A fireman responds to a 999 call. The local heath has been set ablaze again, wiping out acres of heather and killing thousands of animals. It’s the 5th time this month alone, and the fireman responds yet again to save the heath.
He is sick of it. He is sick of seeing the damage, he is sick of the deaths, and he is sick knowing that if nothing is done there will be no heath for his future children to see. So he does something about it.
The fireman begins to look into the fires: when they start, how they start, why they spread, and so on. He discovers that the two biggest causes are campfires and smokers, and so he starts a campaign urging people not to have campfires or smoke in the heath. He buys signs that he puts up around the heath, distributes fliers and advertises on Facebook.
Soon there is a small number that join him. They see the danger and seek to spread the word further. Soon, however, he starts receiving comments of Facebook:
You’re just fire obsessed.
I like smoking in the heather, who are you to tell me what to do?!
I light campfires, but I’m responsible. You should be talking to them, not me.
You should let people do what they want, but there should be safety devices readily available.
This went on and on. The more he urged, the more the people protested. Despite his best efforts, heath fires seemed to be on the rise, and more heath than ever was damaged.

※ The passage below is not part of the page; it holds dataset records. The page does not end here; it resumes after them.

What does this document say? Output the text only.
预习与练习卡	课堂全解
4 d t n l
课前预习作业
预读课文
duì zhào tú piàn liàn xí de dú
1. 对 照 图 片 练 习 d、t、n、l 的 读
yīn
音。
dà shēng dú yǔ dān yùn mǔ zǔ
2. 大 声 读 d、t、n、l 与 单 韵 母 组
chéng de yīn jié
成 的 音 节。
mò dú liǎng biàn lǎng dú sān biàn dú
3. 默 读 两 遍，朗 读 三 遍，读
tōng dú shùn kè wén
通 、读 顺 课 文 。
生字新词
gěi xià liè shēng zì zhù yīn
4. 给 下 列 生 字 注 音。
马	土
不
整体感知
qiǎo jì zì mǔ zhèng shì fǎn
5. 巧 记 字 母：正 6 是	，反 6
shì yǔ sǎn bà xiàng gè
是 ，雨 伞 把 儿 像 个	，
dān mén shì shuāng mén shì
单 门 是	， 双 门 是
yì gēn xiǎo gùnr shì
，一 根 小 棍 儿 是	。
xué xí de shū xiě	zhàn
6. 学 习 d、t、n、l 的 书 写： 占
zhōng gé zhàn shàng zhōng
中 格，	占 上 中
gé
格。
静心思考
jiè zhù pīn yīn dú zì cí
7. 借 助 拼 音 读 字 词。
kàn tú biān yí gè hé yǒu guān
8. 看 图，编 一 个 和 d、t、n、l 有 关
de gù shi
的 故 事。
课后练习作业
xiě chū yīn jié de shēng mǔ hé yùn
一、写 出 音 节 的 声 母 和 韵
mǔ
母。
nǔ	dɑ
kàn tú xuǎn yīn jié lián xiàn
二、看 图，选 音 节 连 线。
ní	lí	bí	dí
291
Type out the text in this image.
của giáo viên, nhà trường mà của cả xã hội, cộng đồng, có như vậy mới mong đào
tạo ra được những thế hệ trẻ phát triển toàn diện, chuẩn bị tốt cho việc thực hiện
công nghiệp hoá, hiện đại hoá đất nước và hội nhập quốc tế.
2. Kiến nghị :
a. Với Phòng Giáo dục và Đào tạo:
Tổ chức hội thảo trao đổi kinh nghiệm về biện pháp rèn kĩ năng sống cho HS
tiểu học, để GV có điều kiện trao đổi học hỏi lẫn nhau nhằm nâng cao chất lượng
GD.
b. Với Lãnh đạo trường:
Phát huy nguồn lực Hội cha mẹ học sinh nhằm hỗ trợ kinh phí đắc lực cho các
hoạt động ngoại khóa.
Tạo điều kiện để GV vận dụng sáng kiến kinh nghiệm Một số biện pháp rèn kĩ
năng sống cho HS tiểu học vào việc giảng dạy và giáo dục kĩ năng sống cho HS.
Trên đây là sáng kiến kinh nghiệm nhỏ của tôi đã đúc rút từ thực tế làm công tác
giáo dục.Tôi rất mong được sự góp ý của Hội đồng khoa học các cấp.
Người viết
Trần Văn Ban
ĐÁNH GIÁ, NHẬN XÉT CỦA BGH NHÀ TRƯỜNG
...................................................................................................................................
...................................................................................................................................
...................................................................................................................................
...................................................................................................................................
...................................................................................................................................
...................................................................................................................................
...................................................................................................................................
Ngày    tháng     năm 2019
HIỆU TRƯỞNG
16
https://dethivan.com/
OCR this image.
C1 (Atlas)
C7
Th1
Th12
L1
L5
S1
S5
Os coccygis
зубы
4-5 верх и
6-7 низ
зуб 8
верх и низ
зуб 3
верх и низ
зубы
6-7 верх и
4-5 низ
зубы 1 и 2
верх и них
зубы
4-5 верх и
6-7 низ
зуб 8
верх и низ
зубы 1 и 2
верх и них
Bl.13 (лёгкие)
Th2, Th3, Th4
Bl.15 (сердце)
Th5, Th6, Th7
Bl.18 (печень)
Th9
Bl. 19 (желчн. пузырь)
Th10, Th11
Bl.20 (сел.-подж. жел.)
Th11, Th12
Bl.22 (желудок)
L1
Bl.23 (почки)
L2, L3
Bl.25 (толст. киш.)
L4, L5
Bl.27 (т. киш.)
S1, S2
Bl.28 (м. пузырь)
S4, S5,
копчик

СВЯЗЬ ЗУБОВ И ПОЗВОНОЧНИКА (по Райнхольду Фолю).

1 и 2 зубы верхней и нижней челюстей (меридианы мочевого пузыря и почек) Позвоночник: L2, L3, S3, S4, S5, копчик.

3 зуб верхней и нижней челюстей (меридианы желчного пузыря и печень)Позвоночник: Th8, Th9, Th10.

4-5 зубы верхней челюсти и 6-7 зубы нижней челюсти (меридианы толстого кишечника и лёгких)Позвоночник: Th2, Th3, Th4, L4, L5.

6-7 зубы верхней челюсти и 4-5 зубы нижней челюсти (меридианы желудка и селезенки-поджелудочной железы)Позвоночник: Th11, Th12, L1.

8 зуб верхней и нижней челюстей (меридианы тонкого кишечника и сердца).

And so he and the team had a meeting, and it was decided that the next best thing to prevention was damage control, and so they installed fire safety devices across the heath, and taught people how to use it incase the worse happened.
But far from decreasing the number of fires, it increased them. People felt a false sense of security, and so lit more campfires in the heath than ever, and more people smoked in the heath. And the more people did it, the more it seemed normal, and so the more others came to do the same.
The fireman and his team urged people to stop. They urged that the safety equipment was for emergencies and not intended for regular use. The urged that the only way to be safe was not to make fires on the heath, but few listened:
You’re so out of touch with how people use the heath.
It doesn’t matter now we have modern safety equipment.
Stop telling us what to do.
Eventually, other firecrews joined in the conversation, but bizarrely some of the other crew were encouraging people to make fires in the heath:
Who are we to tell people how to use the heath.
It doesn’t matter as long as no-one gets hurt.
As long as they are being safe they’ll be fine.
Meanwhile, fires still start, the heath gets damaged, and the innocent animals are killed. Little by little, more firecrews declare the heath safe for fires, and more and more people shun the fireman for his out-dated views. They say,
He’s just obsessed with fire.
I heard it again this week:
Why are Christians so obsessed with sex?
Perhaps we are just trying to prevent fires and save lives!